Germany is an example of a country that faces a dramatic population aging and has a very large PAYG pension system. In the year 2003, public pensions amount to 13 percent of GDP. The PAYG pension benefits make up 80 to 85 percent of the retirement income of the average German household (see Börsch-Supan, Reil-Held, Schnabel 2001). The German pension Reform of 2001 will gradually reduce the net replacement rate of the public pension system from around 70 to 64 percent. Further reductions are inevitable given the severity of population aging. Parallel to the reduction of replacement rates, the reform of 2001 introduces a tax-preferred treatment of contributions to private pension plans. The German pension reform requires (among many other rules) a nominal capital guarantee for pension contributions, which is equivalent to a nominal zero percent return rule. The guarantee has to be met at the end of the accumulation phase. There are at least two motivations for this regulation. First, it is argued that uninformed consumers should be protected by a minimum return rule. Second, the downside risk of investment strategies is limited due to the welfare system which guarantees a minimum income at old age. This may encourage inefficiently risky investment strategies; a capital guarantee limits this moral hazard problem. In this chapter the costs of this capital guarantee in terms of final wealth levels and certainty equivalents for different degrees of risk aversion are assessed.

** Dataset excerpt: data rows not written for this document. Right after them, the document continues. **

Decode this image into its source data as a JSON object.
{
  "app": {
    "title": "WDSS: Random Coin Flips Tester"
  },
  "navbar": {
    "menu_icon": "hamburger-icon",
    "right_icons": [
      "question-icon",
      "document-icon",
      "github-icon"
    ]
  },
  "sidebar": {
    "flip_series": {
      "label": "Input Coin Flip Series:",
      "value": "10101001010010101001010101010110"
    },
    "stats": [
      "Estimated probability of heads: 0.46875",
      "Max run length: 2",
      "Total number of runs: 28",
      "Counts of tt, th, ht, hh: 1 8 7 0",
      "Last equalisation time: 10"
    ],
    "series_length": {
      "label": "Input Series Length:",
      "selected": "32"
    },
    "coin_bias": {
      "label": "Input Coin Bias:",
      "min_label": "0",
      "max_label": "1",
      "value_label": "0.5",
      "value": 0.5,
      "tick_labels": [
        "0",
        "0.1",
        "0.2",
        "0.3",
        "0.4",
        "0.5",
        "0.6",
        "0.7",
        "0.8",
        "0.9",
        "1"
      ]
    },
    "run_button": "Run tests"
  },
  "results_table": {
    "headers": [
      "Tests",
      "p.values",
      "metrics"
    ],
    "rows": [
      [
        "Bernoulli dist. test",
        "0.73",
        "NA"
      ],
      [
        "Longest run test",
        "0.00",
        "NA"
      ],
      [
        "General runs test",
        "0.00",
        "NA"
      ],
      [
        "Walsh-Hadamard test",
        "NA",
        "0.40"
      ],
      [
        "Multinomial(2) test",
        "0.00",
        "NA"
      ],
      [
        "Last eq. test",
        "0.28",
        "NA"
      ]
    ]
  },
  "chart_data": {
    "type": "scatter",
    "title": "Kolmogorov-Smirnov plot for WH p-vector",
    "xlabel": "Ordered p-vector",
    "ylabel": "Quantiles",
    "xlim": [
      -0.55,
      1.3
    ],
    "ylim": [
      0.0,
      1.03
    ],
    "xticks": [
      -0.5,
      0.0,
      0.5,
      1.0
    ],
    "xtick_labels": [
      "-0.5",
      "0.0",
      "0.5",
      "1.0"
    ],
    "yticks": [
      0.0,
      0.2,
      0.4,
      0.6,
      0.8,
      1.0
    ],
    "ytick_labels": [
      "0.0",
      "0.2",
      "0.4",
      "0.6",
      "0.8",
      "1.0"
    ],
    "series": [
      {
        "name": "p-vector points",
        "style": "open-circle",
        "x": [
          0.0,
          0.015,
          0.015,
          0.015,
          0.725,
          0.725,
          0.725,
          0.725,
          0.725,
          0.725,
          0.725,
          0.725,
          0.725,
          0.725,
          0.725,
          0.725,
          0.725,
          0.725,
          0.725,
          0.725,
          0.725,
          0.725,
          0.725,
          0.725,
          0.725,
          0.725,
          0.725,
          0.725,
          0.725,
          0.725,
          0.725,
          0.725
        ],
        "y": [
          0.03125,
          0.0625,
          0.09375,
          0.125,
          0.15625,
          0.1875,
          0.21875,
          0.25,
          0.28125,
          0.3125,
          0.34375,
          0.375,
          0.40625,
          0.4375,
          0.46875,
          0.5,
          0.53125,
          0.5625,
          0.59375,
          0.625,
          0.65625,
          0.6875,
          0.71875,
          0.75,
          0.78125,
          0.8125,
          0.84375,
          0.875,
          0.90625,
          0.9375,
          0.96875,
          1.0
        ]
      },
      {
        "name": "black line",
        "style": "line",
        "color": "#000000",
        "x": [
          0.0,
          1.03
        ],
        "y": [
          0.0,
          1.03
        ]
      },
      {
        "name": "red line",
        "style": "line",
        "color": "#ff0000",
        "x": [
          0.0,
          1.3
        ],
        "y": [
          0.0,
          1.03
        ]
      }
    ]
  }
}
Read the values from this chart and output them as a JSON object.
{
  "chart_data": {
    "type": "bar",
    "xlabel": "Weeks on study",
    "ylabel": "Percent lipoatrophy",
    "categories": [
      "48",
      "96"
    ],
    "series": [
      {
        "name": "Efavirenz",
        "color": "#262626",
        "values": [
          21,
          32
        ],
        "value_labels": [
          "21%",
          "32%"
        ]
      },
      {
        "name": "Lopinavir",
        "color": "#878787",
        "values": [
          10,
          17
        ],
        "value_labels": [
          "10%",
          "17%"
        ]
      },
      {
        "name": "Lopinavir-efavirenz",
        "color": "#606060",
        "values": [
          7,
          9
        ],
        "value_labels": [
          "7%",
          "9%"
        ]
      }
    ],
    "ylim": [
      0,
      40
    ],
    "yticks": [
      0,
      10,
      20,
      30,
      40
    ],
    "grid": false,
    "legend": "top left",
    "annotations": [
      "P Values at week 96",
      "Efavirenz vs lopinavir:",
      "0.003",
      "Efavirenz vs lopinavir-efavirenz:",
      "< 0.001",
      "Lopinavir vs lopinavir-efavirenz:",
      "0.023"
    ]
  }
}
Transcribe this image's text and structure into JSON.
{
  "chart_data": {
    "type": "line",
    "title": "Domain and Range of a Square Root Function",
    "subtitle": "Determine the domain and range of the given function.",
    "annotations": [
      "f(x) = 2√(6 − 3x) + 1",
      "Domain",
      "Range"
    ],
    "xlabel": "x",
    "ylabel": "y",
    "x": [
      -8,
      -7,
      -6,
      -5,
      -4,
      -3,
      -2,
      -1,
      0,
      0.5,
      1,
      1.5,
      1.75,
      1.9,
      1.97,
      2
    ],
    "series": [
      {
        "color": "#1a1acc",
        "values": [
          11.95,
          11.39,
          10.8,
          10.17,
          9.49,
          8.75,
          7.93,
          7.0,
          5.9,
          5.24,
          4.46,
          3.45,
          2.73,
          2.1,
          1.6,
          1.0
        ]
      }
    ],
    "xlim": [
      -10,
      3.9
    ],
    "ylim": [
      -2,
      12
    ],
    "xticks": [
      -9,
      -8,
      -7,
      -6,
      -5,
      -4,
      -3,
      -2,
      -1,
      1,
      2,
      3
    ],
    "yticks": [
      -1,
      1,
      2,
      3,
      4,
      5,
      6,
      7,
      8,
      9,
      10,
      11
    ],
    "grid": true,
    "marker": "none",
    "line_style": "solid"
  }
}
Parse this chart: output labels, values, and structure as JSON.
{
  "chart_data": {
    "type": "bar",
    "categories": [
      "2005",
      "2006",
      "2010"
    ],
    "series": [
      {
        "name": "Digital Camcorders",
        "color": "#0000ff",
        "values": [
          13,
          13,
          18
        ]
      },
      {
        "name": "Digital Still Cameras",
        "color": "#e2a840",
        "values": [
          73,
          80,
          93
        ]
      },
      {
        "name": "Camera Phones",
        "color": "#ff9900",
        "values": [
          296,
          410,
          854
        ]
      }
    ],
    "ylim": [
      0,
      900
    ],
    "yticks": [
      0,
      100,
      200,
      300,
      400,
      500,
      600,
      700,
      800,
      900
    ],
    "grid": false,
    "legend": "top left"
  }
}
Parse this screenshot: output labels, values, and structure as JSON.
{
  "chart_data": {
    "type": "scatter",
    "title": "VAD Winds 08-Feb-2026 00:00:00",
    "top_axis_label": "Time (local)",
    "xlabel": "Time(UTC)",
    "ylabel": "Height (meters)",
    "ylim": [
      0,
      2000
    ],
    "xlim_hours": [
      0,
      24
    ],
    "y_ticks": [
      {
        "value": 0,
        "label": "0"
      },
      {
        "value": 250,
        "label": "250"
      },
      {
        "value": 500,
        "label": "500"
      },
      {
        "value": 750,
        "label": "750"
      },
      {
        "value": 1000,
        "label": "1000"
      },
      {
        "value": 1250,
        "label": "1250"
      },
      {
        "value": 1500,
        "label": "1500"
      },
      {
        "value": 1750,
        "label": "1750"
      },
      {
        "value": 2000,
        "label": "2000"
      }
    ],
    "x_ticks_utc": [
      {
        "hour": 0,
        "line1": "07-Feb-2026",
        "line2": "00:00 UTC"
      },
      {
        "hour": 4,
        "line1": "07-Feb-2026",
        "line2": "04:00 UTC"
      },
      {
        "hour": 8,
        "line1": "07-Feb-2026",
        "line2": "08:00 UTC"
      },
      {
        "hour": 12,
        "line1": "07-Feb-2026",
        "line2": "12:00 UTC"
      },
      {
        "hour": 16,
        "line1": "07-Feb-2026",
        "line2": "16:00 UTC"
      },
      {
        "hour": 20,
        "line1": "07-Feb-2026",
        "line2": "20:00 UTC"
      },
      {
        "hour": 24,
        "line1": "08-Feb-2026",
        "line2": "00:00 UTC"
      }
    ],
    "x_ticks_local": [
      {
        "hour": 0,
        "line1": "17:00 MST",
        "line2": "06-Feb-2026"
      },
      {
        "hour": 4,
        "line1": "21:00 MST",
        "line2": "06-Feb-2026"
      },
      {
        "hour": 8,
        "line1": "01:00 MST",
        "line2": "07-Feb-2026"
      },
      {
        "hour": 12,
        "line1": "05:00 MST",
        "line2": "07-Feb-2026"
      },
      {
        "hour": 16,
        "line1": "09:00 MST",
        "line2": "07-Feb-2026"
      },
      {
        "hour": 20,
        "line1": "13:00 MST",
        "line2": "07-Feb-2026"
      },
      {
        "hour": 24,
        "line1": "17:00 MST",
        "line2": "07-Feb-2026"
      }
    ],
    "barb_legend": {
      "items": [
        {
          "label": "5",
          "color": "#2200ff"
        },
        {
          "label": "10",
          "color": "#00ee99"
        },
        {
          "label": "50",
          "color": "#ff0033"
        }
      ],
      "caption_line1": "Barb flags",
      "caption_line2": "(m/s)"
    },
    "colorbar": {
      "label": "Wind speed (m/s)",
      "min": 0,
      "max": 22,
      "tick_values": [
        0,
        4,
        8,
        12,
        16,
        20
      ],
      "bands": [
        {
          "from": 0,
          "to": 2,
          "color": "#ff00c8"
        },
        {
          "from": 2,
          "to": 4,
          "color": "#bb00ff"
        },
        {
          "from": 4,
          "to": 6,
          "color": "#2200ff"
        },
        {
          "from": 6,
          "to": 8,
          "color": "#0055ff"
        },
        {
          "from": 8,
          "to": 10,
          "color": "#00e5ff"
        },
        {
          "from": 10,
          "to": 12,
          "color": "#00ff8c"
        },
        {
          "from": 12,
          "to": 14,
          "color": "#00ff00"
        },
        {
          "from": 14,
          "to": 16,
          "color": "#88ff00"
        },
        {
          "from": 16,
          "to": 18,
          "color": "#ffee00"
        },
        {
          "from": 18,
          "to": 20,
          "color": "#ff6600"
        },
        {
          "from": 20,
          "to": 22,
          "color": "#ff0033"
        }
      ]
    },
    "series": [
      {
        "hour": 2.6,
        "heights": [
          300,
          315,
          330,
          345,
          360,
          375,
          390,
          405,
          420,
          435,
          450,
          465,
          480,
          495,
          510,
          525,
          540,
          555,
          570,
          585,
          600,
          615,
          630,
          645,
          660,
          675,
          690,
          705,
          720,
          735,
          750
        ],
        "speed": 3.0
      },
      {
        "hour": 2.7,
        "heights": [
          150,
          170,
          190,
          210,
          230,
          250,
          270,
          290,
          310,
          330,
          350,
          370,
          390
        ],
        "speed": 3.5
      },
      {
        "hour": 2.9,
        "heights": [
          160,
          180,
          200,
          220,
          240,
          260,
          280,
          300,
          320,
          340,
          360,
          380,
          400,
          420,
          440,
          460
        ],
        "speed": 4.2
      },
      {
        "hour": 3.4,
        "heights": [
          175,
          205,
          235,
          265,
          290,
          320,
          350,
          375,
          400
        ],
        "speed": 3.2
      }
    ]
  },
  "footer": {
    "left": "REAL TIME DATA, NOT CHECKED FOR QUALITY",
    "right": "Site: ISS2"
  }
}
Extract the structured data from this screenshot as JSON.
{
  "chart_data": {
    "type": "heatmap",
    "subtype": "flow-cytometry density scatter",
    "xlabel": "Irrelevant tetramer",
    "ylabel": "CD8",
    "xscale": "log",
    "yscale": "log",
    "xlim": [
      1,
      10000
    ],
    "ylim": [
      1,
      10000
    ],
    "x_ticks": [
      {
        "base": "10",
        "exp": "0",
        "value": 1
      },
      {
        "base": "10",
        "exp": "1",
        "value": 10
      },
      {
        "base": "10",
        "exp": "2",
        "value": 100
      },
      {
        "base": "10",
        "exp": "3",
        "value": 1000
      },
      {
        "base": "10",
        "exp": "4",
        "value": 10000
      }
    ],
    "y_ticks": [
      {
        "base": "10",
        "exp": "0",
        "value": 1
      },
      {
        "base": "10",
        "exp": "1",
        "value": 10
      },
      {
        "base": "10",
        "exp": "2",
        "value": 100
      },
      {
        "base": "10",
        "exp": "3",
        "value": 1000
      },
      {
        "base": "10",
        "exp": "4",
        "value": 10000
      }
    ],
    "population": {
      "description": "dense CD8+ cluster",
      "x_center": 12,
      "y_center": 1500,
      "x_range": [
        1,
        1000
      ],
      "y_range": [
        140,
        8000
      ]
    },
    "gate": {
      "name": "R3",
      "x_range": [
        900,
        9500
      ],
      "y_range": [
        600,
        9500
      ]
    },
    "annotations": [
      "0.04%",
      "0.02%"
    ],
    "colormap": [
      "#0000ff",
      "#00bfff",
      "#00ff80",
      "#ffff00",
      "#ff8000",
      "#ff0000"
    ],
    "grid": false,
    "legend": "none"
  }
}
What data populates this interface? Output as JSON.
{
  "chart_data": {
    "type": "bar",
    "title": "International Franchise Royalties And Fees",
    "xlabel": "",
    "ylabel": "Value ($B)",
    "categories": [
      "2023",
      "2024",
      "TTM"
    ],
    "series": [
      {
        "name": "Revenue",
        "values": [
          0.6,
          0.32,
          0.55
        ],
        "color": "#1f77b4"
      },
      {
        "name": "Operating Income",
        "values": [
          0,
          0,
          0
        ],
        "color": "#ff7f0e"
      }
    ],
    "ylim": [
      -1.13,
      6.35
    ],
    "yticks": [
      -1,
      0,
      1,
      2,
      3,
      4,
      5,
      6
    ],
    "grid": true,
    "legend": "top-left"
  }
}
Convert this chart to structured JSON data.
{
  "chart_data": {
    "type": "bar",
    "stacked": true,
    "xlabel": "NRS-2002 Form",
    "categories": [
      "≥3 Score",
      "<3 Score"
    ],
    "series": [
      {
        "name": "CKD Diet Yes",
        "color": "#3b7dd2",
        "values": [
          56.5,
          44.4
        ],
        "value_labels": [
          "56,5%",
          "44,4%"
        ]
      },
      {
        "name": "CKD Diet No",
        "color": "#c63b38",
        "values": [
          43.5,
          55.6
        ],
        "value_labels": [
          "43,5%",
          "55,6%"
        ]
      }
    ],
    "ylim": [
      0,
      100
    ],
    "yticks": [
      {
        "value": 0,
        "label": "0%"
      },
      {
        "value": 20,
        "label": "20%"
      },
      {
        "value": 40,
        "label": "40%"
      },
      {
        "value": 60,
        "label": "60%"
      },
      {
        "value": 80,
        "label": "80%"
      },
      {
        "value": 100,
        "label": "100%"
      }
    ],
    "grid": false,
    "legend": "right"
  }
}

The costs of quantitative investment regulations have been the subject of much controversy in the literature (see Davis 2001a, 2001b). The requirement of a minimum return guarantee is one of the most widely discussed forms of regulating pension plans, especially in the light of recent reforms in Latin American countries which have switched to funded pension schemes (see Vittas 1998). The pension literature is divided regarding the benefit or harm associated with minimum return guarantees. For one, the issue of appropriate pricing of guarantees in terms of option pricing theory is controversial (see Fischer 1998). Moreover, if there are minimum guarantees and the portfolio choice is not restricted, the moral hazard problem might become very costly.
Smetters (2002) suggests guaranteeing a „standardized portfolio" and letting individuals carry the risk of choosing a non-standard portfolio. Furthermore, he proposes to tax portfolio returns in good states of the world and subsidize returns in bad states of the world. Jensen and Sorensen (2000) consider minimum return guarantees for pension plans in terms of an embedded put-option which the individual is forced to buy, thus, indirectly restricting the portfolio choice. They find that moderately risk averse investors suffer utility loss if forced to purchase such a guarantee.